10.7.07

Travessia pelas trevas


Travessia pelas trevas

Por Paulo Heuser


O guia de turismo Lonely Planet, sobre a Itália, diz textualmente que somente um louco destemido deve se aventurar a dirigir em Roma. Esse guia, e outras fontes semelhantes, dão suas razões:

Os romanos convergem sem ligar as setas de direção;

Não respeitam a distância mínima do veículo que vai à frente;

Não respeitam faixas para pedestres;

Nem sempre respeitam as vias preferenciais;

Fecham os veículos que ultrapassam;

Buzinam e xingam Deus e a mãe;

Andam em ziguezague;

Excedem a velocidade permitida;

Não respeitam a sinalização de tráfego;

Estacionam onde não é permitido;

O autêntico motorista romano desconhece os espelhos retrovisores.

Ou seja, lá nos sentimos em casa! Voltamos ao aconchego do nosso trânsito. Os romanos também devem sentir-se em casa, quando dirigem por aqui - Sto a casa!. Estranharão os xingamentos, com certeza. Aqui são menos religiosos. Estranharão outro aspecto onde nossos esquemas de trânsito diferem.

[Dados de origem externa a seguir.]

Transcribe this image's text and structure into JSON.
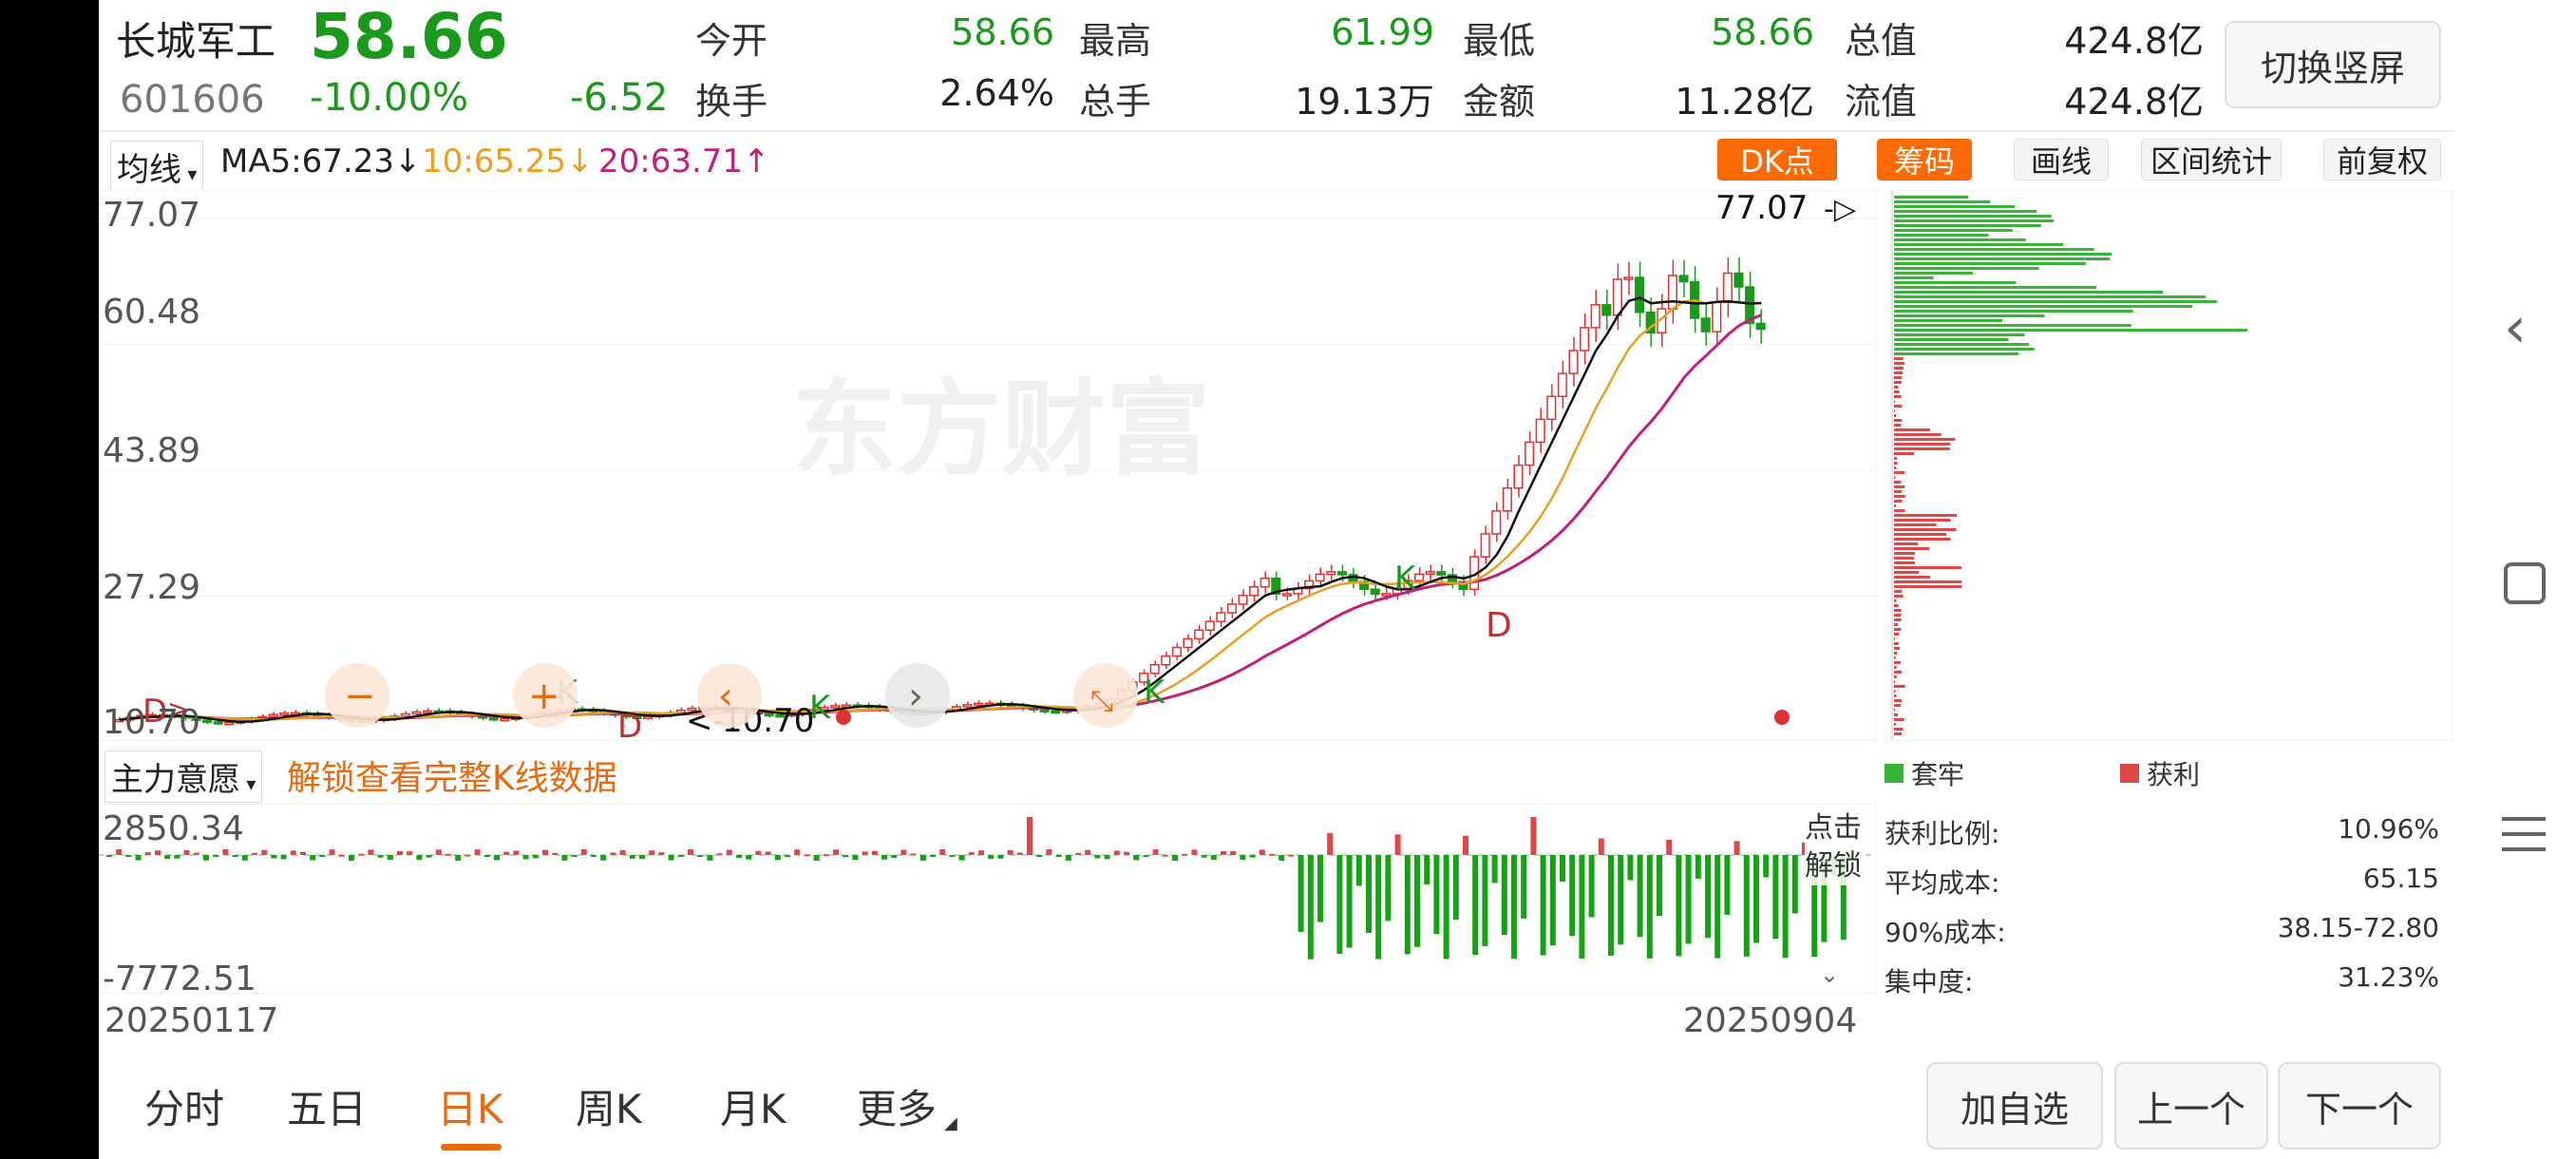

O mesmo guia Lonely Planet dá dicas aos loucos que, mesmo avisados, insistem em dirigir na Cidade Eterna, com seus eternos congestionamentos. O guia estabelece uma regra básica para sair vivo de Roma: estabelecer contato visual com o motorista ou com o pedestre. Como princípio, não param nas faixas de pedestre, principalmente para pessoas idosas, inválidos, crianças ou mulheres grávidas. Na França se vê mulheres com carrinhos de bebê atravessando na faixa de pedestres sem olhar para os lados, em sinal de profunda crença nas instituições.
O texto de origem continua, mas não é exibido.